No-one knows a city like the people who live there - so who better to relate the history of Paris than its inhabitants through the ages? Taking us from 1750 to the new millennium, Graham Robb's Parisians is at once a book to read from cover to cover, to lose yourself in, to dip in and out of at leisure, and a book to return to again and again - rather like the city itself, in fact.

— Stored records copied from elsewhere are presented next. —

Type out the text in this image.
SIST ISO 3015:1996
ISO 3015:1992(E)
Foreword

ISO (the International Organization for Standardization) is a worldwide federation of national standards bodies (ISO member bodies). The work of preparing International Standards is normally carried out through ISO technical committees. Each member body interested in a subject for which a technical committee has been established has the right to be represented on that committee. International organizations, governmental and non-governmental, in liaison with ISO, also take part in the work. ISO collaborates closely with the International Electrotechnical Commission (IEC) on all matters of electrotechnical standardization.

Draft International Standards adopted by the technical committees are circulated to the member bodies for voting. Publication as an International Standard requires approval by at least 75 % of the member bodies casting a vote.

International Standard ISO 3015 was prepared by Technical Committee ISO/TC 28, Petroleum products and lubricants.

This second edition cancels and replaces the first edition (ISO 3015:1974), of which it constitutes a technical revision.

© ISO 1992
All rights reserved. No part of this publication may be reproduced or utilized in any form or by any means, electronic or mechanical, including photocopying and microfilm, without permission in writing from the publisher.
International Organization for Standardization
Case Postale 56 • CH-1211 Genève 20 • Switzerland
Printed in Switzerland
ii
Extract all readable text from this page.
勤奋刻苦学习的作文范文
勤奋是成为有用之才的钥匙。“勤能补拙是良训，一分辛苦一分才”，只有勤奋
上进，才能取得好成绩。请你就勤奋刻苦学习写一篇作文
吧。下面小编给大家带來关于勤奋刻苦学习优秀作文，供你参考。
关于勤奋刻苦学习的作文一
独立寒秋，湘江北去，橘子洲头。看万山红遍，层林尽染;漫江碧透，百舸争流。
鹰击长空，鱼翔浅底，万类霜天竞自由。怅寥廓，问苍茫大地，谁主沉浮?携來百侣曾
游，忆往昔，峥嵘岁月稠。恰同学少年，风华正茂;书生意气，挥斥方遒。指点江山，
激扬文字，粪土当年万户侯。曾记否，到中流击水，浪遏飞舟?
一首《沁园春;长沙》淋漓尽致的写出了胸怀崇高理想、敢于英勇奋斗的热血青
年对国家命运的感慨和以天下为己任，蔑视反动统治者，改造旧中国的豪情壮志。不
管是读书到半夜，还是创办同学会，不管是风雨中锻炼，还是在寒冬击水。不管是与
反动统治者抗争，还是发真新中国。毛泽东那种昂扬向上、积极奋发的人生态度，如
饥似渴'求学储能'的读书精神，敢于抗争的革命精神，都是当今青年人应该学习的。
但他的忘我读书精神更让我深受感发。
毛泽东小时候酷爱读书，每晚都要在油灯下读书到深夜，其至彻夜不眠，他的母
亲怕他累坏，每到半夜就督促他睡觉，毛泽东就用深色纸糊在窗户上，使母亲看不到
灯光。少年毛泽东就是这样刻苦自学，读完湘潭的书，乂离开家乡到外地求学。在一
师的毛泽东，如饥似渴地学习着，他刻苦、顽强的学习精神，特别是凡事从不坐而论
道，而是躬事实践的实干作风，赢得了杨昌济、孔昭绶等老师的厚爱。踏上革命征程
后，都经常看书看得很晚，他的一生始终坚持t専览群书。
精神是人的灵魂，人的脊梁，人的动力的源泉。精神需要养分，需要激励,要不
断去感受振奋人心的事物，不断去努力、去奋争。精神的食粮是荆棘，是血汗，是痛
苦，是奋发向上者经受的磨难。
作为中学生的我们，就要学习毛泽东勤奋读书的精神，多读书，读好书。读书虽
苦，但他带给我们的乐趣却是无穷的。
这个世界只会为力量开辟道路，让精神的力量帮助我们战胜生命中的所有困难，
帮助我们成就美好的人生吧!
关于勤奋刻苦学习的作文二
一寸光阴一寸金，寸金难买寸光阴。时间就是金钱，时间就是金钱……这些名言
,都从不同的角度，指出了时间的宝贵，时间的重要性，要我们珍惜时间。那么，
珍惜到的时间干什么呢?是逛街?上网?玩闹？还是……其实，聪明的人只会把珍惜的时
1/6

'A collection of true stories, culled from Robb's insatiable historical reading and lit by his imagination...So richly pleasurable that you feel it might emit a warm glow if you left it in a dark room' - John Carey, Book of the Week, Sunday Times
'This book is the sort of triumph that we have no right to expect to come from anyone in the steady way that Robb's masterly books come from him' - Philip Hensher, Daily Telegraph
'As Parisian and as bracing as a freshly mixed Pernod and water' - New York Times
Author
About Graham Robb
Graham Robb was born in Manchester in 1958 and is a former fellow of Exeter College, Oxford. He has published widely on French literature and history, including a biographies of Victor Hugo (which won the Royal Society of Literature Heinemann Award and the Whitbread Biography Award in 1997) and Rimbaud (shortlisted for the Samuel Johnson Prize in 2000). The Discovery of France won both the Duff Cooper and Royal Society of Literature Ondaatje Prizes. His most recent book, Parisians: An Adventure History of Paris, was a Sunday Times Top Ten Bestseller. He lives in Cumbria.